The accessibility of vaccines is a major concern for residents and plays out both in the physical location of vaccination sites and the ability of residents to stand in long lines in order to get vaccinated. In big cities especially, access to the vaccination site and the convenience of getting there are major factors for consideration.
What can be done?
- Diversify the locations of vaccination sites and allow access by bicycles, micro-mobility and public transportation.
- Increased reliance on scheduled appointments rather than a first-come-first-serve basis to mitigate long waiting times.
- If you do have long-lines, chairs for those less able to stand.
- Use volunteers or paid staff (in many cases, residents suggested paying unemployed people to monitor the lines) to ensure that social distancing and precautions are taken.
While there is no single “right” way to go about the immense challenge of vaccinating Americans, the insights that we can garner from resident feedback data have already proven to be instrumental in supporting local leaders in their operations.
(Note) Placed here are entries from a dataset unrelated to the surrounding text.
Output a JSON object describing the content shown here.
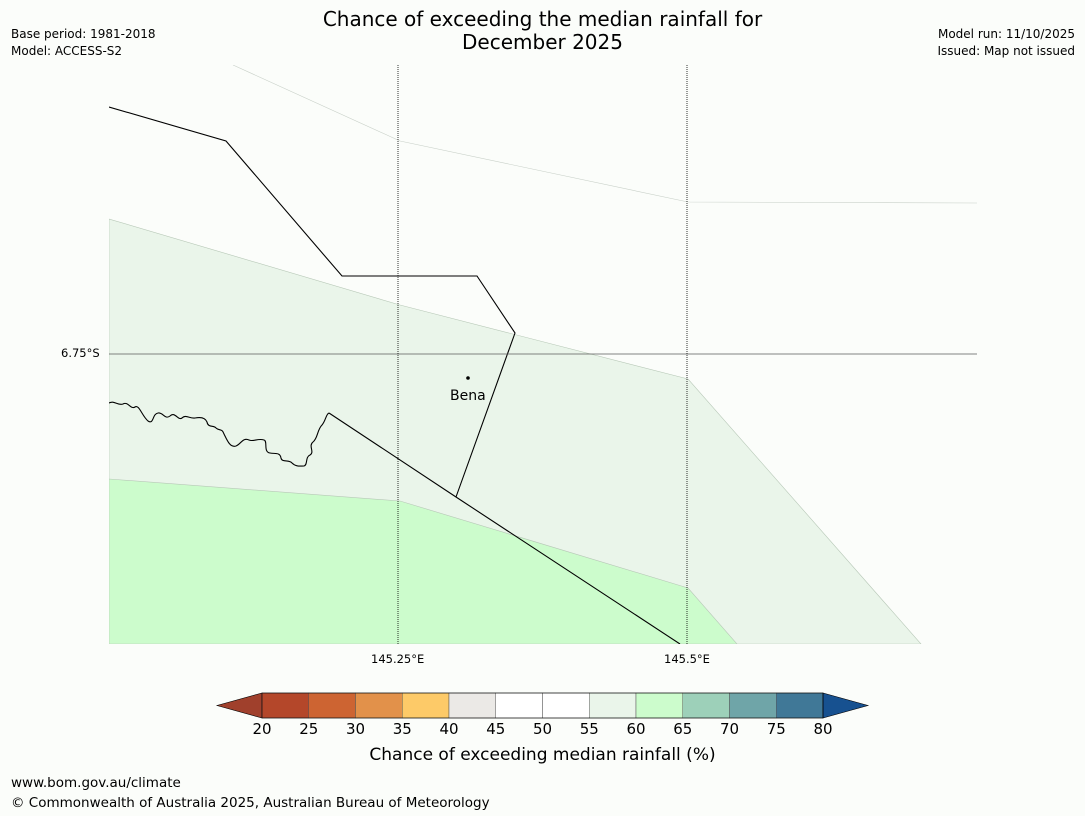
{
  "title": {
    "line1": "Chance of exceeding the median rainfall for",
    "line2": "December 2025"
  },
  "meta_left": {
    "base_period": "Base period: 1981-2018",
    "model": "Model: ACCESS-S2"
  },
  "meta_right": {
    "model_run": "Model run: 11/10/2025",
    "issued": "Issued: Map not issued"
  },
  "map": {
    "lat_label": "6.75°S",
    "lon_labels": [
      "145.25°E",
      "145.5°E"
    ],
    "place_name": "Bena",
    "zones": [
      {
        "name": "55-60",
        "color": "#eaf5ea"
      },
      {
        "name": "60-65",
        "color": "#ccfccc"
      }
    ]
  },
  "colorbar": {
    "colors": [
      "#a0402c",
      "#b4472a",
      "#cd6432",
      "#e2914a",
      "#fdca68",
      "#ebe9e6",
      "#ffffff",
      "#ffffff",
      "#eaf5ea",
      "#ccfccc",
      "#9dd0b9",
      "#6fa5a8",
      "#407897",
      "#175190"
    ],
    "tick_labels": [
      "20",
      "25",
      "30",
      "35",
      "40",
      "45",
      "50",
      "55",
      "60",
      "65",
      "70",
      "75",
      "80"
    ],
    "label": "Chance of exceeding median rainfall (%)"
  },
  "footer": {
    "url": "www.bom.gov.au/climate",
    "copyright": "© Commonwealth of Australia 2025, Australian Bureau of Meteorology"
  }
}
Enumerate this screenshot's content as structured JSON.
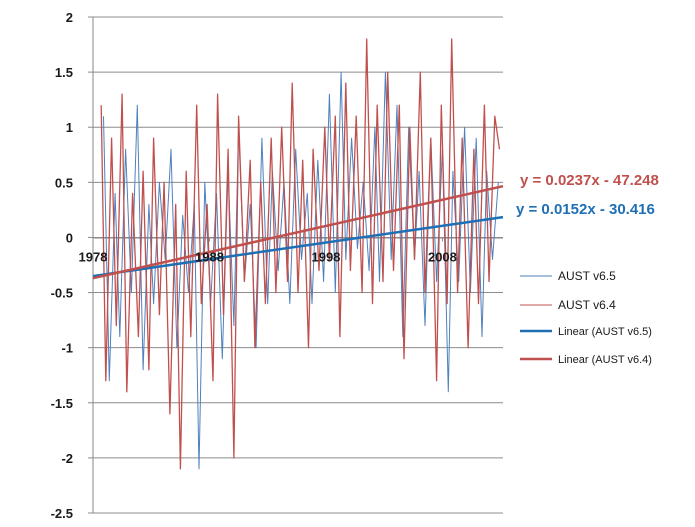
{
  "chart_data": {
    "type": "line",
    "title": "",
    "xlabel": "",
    "ylabel": "",
    "xlim": [
      1978.0,
      2013.2
    ],
    "ylim": [
      -2.5,
      2
    ],
    "y_ticks": [
      "2",
      "1.5",
      "1",
      "0.5",
      "0",
      "-0.5",
      "-1",
      "-1.5",
      "-2",
      "-2.5"
    ],
    "x_ticks": [
      "1978",
      "1988",
      "1998",
      "2008"
    ],
    "grid": true,
    "legend_position": "right",
    "series": [
      {
        "name": "AUST v6.5",
        "color": "#4f81bd",
        "x": [
          1978.9,
          1979.4,
          1979.9,
          1980.3,
          1980.8,
          1981.3,
          1981.8,
          1982.3,
          1982.8,
          1983.2,
          1983.7,
          1984.2,
          1984.7,
          1985.2,
          1985.7,
          1986.2,
          1986.7,
          1987.1,
          1987.6,
          1988.1,
          1988.6,
          1989.1,
          1989.6,
          1990.1,
          1990.5,
          1991.0,
          1991.5,
          1992.0,
          1992.5,
          1993.0,
          1993.4,
          1993.9,
          1994.4,
          1994.9,
          1995.4,
          1995.9,
          1996.4,
          1996.8,
          1997.3,
          1997.8,
          1998.3,
          1998.8,
          1999.3,
          1999.7,
          2000.2,
          2000.7,
          2001.2,
          2001.7,
          2002.2,
          2002.6,
          2003.1,
          2003.6,
          2004.1,
          2004.6,
          2005.1,
          2005.6,
          2006.0,
          2006.5,
          2007.0,
          2007.5,
          2008.0,
          2008.5,
          2008.9,
          2009.4,
          2009.9,
          2010.4,
          2010.9,
          2011.4,
          2011.8,
          2012.3,
          2012.8
        ],
        "y": [
          1.1,
          -1.3,
          0.4,
          -0.9,
          0.8,
          -0.5,
          1.2,
          -1.2,
          0.3,
          -0.6,
          0.5,
          -0.2,
          0.8,
          -1.0,
          0.2,
          -0.5,
          0.3,
          -2.1,
          0.5,
          -0.6,
          0.4,
          -1.1,
          0.6,
          -0.8,
          1.0,
          -0.4,
          0.3,
          -1.0,
          0.9,
          -0.6,
          0.6,
          -0.3,
          0.5,
          -0.6,
          0.8,
          -0.2,
          0.4,
          -0.6,
          0.7,
          -0.4,
          1.3,
          -0.5,
          1.5,
          -0.2,
          0.9,
          -0.1,
          0.5,
          -0.3,
          1.0,
          -0.4,
          1.5,
          -0.2,
          1.2,
          -0.9,
          1.0,
          -0.2,
          0.6,
          -0.8,
          0.9,
          -0.4,
          0.8,
          -1.4,
          0.6,
          -0.4,
          1.0,
          -0.5,
          0.9,
          -0.9,
          0.6,
          -0.2,
          0.5
        ]
      },
      {
        "name": "AUST v6.4",
        "color": "#c0504d",
        "x": [
          1978.7,
          1979.1,
          1979.6,
          1980.0,
          1980.5,
          1980.9,
          1981.4,
          1981.9,
          1982.3,
          1982.8,
          1983.2,
          1983.7,
          1984.1,
          1984.6,
          1985.1,
          1985.5,
          1986.0,
          1986.4,
          1986.9,
          1987.3,
          1987.8,
          1988.3,
          1988.7,
          1989.2,
          1989.6,
          1990.1,
          1990.5,
          1991.0,
          1991.5,
          1991.9,
          1992.4,
          1992.8,
          1993.3,
          1993.7,
          1994.2,
          1994.7,
          1995.1,
          1995.6,
          1996.0,
          1996.5,
          1996.9,
          1997.4,
          1997.9,
          1998.3,
          1998.8,
          1999.2,
          1999.7,
          2000.1,
          2000.6,
          2001.1,
          2001.5,
          2002.0,
          2002.4,
          2002.9,
          2003.3,
          2003.8,
          2004.3,
          2004.7,
          2005.2,
          2005.6,
          2006.1,
          2006.5,
          2007.0,
          2007.5,
          2007.9,
          2008.4,
          2008.8,
          2009.3,
          2009.7,
          2010.2,
          2010.7,
          2011.1,
          2011.6,
          2012.0,
          2012.5,
          2012.9
        ],
        "y": [
          1.2,
          -1.3,
          0.9,
          -0.8,
          1.3,
          -1.4,
          0.4,
          -0.9,
          0.6,
          -1.2,
          0.9,
          -0.7,
          0.5,
          -1.6,
          0.3,
          -2.1,
          0.6,
          -0.9,
          1.2,
          -0.6,
          0.3,
          -1.3,
          1.3,
          -0.7,
          0.8,
          -2.0,
          1.1,
          -0.4,
          0.7,
          -1.0,
          0.5,
          -0.6,
          0.9,
          -0.5,
          1.0,
          -0.4,
          1.4,
          -0.5,
          0.7,
          -1.0,
          0.8,
          -0.3,
          1.0,
          -0.2,
          1.1,
          -0.9,
          1.4,
          -0.3,
          1.1,
          -0.5,
          1.8,
          -0.6,
          1.2,
          -0.4,
          1.5,
          -0.3,
          1.2,
          -1.1,
          1.0,
          -0.2,
          1.5,
          -0.5,
          0.9,
          -1.3,
          1.2,
          -0.6,
          1.8,
          -0.5,
          0.9,
          -1.0,
          0.8,
          -0.6,
          1.2,
          -0.4,
          1.1,
          0.8
        ]
      }
    ],
    "trendlines": [
      {
        "name": "Linear (AUST v6.5)",
        "color": "#1f6fb4",
        "slope": 0.0152,
        "intercept": -30.416,
        "label": "y = 0.0152x - 30.416"
      },
      {
        "name": "Linear (AUST v6.4)",
        "color": "#c0504d",
        "slope": 0.0237,
        "intercept": -47.248,
        "label": "y = 0.0237x - 47.248"
      }
    ]
  }
}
City and county managers have used data insights to successfully adapt their communication and implementation strategies. In addition, tapping into feedback enables them to harness the power of their community members – those who are on the receiving end of vaccines. Many of my suggestions in this post came directly from the resident feedback I’ve been lucky to have access to, as well as from our work at Zencity supporting hundreds of communities in their vaccination operations. Whatever strategy your local government entity adopts – we recommend keeping your ear to the ground and some level of flexibility so that we can move on the next phase of this pandemic – recovery.